Depuis l’annonce surprise à la télévision espagnole d’une possible candidature à la mairie de Barcelone, Manuel Valls est devenu le sujet récurrent des conversations dans la capitale catalane. Mais son pari est loin d’être gagné d’avance.

Manuel Valls n’a pas encore pris officiellement la décision de concourir aux élections municipales comme l’y autorise la législation européenne. Il compte déjà sur l’appui de la direction du parti libéral de centre-droit Ciudadanos et, depuis peu, celui des élus Ciudadanos de la municipalité de Barcelone comme vient de le déclarer le 8 mai dernier la tête de liste actuelle Carina Mejias.

Si on extrapole les résultats des dernières élections régionales, Manuel Valls obtiendrait 10 élus sur les 41 que compte le conseil municipal. En agrégeant tous les groupes constitutionnalistes, il arriverait à 18, donc il ne serait pas élu maire. Les indépendantistes n’ont pas non plus la majorité avec 19 sièges. Les seules en mesure de l’emporter, seraient les forces de gauche qui cumulent 21 sièges, mais il est très difficile d’imaginer les socialistes gouverner avec l’extrême gauche indépendantiste de la CUP (Candidatures d’unité populaire).

L’avenir du rapport de forces entre les grands partis en Catalogne est difficile à prévoir d’ici à la date prévue pour les élections municipales en Espagne en mai 2019 tant l’incertitude est grande quant à la suite des événements, non seulement au sein de la mairie de Barcelone qu’au sein du parlement régional.

Un des facteurs qui risquent d’avoir un impact important sur l’opinion publique est l’augmentation préoccupante de la tension sociale dans toute la Catalogne, mais principalement à Barcelone, où les heurts se multiplient entre les groupes de jeunes constitutionnalistes des GDR (Groupes de défense et de résistance)  et leurs opposants nationalistes de CDR (Comités de défense de la république). Le 28 avril, Juan Carlos Girauta, un des députés ciudadanos, a été agressé dans un centre commercial par un indépendantiste. De leur côté, Arran les militants les plus radicaux des jeunesses de la CUP ont vandalisé des tribunaux et multiplient les dénonciations ad hominem sur les réseaux sociaux des adversaires de la gauche indépendantiste.

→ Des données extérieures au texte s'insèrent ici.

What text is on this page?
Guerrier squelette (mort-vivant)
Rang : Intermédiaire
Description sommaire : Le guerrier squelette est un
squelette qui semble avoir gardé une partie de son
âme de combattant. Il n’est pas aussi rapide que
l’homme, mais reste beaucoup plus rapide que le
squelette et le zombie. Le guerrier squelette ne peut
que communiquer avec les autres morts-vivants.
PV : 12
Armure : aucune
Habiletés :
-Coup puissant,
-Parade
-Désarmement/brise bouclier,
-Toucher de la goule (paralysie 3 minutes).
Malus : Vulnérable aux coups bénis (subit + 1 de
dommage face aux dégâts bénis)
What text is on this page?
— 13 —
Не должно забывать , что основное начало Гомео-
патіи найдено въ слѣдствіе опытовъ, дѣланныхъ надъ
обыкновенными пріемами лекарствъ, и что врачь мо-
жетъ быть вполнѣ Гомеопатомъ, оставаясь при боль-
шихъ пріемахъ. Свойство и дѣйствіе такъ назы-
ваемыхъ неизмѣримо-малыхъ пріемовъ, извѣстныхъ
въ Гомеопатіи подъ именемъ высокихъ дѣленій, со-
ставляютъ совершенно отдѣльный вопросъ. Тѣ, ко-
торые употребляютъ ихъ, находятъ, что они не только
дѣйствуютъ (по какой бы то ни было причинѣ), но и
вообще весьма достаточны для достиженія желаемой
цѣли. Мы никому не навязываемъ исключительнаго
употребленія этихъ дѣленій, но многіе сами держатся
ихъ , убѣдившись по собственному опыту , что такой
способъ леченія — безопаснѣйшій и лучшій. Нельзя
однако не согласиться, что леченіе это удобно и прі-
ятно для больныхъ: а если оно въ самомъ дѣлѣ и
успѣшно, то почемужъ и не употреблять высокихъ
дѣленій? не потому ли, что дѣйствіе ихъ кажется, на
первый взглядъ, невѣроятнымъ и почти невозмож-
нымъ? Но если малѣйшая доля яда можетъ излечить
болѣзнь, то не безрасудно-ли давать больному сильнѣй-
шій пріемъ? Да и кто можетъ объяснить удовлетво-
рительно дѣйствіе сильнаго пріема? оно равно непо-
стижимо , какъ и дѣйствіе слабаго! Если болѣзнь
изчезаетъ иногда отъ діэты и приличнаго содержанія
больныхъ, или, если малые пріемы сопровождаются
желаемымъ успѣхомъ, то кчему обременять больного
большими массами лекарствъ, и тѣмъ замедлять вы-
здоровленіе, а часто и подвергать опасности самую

Toutefois, l’atout principal de Manuel Valls dans la future campagne des élection municipales de Barcelone n’est autre qu’Ada Colau, l’actuel maire de la ville.

Arrivée à la tête de la mairie grâce à une coalition minoritaire de partis d’extrême gauche, Barcelone en commun, elle n’a pas réussi à mener de grands projets ou à préserver les intérêts de la ville dans la tourmente déclenchée depuis le référendum avorté du Ier octobre 2017.

Les habitants sont nombreux à reprocher au maire l’augmentation de la délinquance, la saleté des rues, l’explosion du trafic de drogue et de la prostitution, et la préoccupante progression du nombre de logements occupés sans titre par de militants proches du maire.

Quelques affaires emblématiques ont affaibli Ada Colau. Pour des raisons idéologiques, elle protège les revendeurs de rue africains clandestins. Non seulement, elle interdit à la police municipale d’agir contre eux, mais elle a même leur a accordé une subvention de 800 000 € pour aider à leur intégration. Dans le même temps la mairie fait payer au prix fort l’occupation des trottoirs par les terrasses de café. Ada Colau multiplie les mesures contre ceux qui louent des appartements pour accueillir des touristes, mais elle laisse les squats d’extrême gauche proliférer.

Par hostilité pour le « capitaliste libéral et élitiste », le maire a laissé partir de Barcelone de grands défis sportifs comme la World Race et risque de perdre le Mobile World Congress, le plus grand événement mondial accueilli par Barcelone.

Face au désastre, les milieux financiers catalans parient sur une candidature de Manuel Valls, le seul à leur yeux en mesure de redonner du lustre à la capitale catalane. Mais le soutien des grands argentiers ne suffit pas. Manuel Valls doit auparavant prendre une décision importante, celle de revenir habiter dans sa ville natale afin de prendre à bras le corps les défis qui attendent cette grande capitale européenne et générer autour de sa candidature un projet qui réunisse un maximum d’habitants, pas seulement les électeurs de Ciudadanos.